Si la bande-dessinée est l'art de former une suite avec des images, alors je me dois de remarquer la pauvreté des dessins d'Undercurrent. Les cadrages n'ont d'autres intérêt que d'exposer celui qui parle ; trop de cases ne contiennent qu'un fond blanc avec le portrait d'un personnage exprimant son état émotionnel, accolé à de longues bulles de texte. C'est à se demander parfois quelle serait la différence s'il s'agissait, à la place, de SMS avec des émoticons… D'autant que les dits visages, trop similaires entre eux, seraient difficiles à différencier sans l'aide du contexte, tant leurs traits androgynes varient peu.
L'aspect visuel insipide inquiète dès le début, mais il faut souligner encore une fois ce travers qui gâcherait n'importe quelle BD : la surprésence de phylactères. C'est le principe d'une BD, raconter par l'image. S'il faut la bourrer de texte, autant arrêter pour écrire une nouvelle ou un roman. Ici, le texte n'aide pas à mieux comprendre ou à enrichir l'image, c'est l'image qui sert à illustrer passivement le texte. La narration ne passe quasiment que par les bulles de dialogues. Et quel est alors l'intérêt d'un dialogue qui ne sert qu'à exposer les éléments de l'intrigue au lecteur ? Aucun.

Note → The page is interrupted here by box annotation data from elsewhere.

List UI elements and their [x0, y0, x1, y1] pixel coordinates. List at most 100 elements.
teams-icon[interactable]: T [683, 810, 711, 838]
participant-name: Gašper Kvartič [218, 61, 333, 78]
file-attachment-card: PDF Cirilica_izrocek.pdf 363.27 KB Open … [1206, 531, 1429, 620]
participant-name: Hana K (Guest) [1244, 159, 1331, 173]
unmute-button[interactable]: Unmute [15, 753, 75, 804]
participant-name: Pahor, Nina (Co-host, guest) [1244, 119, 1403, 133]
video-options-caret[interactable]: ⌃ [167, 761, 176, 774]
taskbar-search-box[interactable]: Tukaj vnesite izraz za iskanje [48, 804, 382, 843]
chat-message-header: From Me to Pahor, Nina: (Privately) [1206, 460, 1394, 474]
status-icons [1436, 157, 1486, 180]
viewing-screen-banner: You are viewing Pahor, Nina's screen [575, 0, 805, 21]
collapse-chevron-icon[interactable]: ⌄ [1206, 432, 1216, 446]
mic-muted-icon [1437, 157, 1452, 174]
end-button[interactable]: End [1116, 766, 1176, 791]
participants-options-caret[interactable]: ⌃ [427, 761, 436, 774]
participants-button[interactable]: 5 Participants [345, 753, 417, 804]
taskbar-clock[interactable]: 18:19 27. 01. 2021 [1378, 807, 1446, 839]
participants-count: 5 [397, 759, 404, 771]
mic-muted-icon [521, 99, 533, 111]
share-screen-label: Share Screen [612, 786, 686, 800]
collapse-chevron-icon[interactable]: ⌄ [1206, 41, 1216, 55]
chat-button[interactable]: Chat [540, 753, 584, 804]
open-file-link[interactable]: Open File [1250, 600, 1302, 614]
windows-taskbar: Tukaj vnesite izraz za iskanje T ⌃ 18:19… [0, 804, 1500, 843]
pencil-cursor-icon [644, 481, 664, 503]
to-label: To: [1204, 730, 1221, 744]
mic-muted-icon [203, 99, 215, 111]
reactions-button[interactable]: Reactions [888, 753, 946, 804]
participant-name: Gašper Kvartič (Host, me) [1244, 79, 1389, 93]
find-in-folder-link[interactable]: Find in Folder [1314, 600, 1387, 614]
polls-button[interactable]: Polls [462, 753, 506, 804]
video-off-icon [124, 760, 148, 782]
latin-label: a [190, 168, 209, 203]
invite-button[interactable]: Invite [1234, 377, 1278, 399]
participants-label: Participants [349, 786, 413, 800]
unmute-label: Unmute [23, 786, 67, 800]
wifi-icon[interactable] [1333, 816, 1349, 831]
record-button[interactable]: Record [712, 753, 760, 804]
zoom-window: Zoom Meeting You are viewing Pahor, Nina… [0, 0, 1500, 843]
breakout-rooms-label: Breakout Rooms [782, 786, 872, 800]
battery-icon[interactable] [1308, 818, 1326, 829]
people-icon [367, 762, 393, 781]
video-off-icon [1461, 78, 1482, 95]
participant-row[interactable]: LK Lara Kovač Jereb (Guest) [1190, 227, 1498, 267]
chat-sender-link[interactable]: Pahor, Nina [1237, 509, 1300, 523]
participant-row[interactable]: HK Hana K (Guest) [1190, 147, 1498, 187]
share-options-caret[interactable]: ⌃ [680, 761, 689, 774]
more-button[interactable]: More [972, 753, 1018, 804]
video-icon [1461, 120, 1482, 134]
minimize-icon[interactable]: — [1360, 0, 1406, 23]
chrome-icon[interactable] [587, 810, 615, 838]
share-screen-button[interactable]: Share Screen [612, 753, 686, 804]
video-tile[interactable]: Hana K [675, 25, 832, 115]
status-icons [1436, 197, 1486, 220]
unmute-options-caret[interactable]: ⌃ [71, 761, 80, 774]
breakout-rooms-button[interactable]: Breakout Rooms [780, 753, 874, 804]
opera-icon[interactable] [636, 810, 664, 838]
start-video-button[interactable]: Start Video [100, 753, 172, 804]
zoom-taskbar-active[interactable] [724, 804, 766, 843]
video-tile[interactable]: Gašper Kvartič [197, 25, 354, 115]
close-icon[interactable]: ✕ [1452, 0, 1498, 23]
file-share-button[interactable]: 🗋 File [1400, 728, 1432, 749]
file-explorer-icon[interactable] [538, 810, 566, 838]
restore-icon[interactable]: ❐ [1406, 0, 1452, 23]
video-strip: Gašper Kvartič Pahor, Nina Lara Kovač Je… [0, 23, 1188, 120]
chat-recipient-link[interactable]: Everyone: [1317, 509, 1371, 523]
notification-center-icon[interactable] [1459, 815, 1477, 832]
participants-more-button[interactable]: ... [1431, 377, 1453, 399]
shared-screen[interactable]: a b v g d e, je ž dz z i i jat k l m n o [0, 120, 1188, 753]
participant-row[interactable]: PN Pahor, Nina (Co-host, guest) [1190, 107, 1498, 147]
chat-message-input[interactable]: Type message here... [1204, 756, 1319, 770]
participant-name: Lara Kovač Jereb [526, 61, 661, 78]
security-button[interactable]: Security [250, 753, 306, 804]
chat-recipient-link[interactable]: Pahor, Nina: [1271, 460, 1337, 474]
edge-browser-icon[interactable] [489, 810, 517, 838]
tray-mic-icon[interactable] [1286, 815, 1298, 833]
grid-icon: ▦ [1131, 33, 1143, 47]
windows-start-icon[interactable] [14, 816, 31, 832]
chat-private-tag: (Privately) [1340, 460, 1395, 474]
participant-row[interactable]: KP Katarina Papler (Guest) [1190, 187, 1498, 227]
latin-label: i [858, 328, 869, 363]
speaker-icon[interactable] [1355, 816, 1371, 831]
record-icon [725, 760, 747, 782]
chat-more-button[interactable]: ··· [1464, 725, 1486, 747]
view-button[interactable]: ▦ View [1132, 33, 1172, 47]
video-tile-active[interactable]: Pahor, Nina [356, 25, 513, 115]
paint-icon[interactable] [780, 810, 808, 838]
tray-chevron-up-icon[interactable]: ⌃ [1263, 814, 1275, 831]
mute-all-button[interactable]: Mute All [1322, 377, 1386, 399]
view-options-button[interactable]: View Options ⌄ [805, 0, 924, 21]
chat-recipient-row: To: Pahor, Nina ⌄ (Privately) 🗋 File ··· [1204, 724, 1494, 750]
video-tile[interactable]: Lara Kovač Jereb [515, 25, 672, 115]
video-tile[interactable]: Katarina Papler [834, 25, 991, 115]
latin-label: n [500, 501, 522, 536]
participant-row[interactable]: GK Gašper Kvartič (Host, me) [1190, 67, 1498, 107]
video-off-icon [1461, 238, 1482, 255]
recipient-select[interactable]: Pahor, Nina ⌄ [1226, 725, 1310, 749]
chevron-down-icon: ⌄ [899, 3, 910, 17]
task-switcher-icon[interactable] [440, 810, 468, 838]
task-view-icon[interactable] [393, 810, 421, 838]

Parlons de l'intrigue justement. Il s'agit d'un banal feuilleton dramatique. Concrètement, ça ressemble à des épisodes de Plus belle la vie, du drame psychologique flirtant avec le polar, des évènements réalistes mais peu crédibles se produisant autour des mêmes personnages, et se résolvant en les regardant discutailler sur leurs sentiments, à l'aide d'explications psychologiques de comptoir, sommaires et rebattues telles qu'elles inondent les productions "culturelles" de masse et dont les auteurs s'inspirant les uns des autres, en vase clos, seraient condamnés à répéter sans fin les mêmes stéréotypes éculés.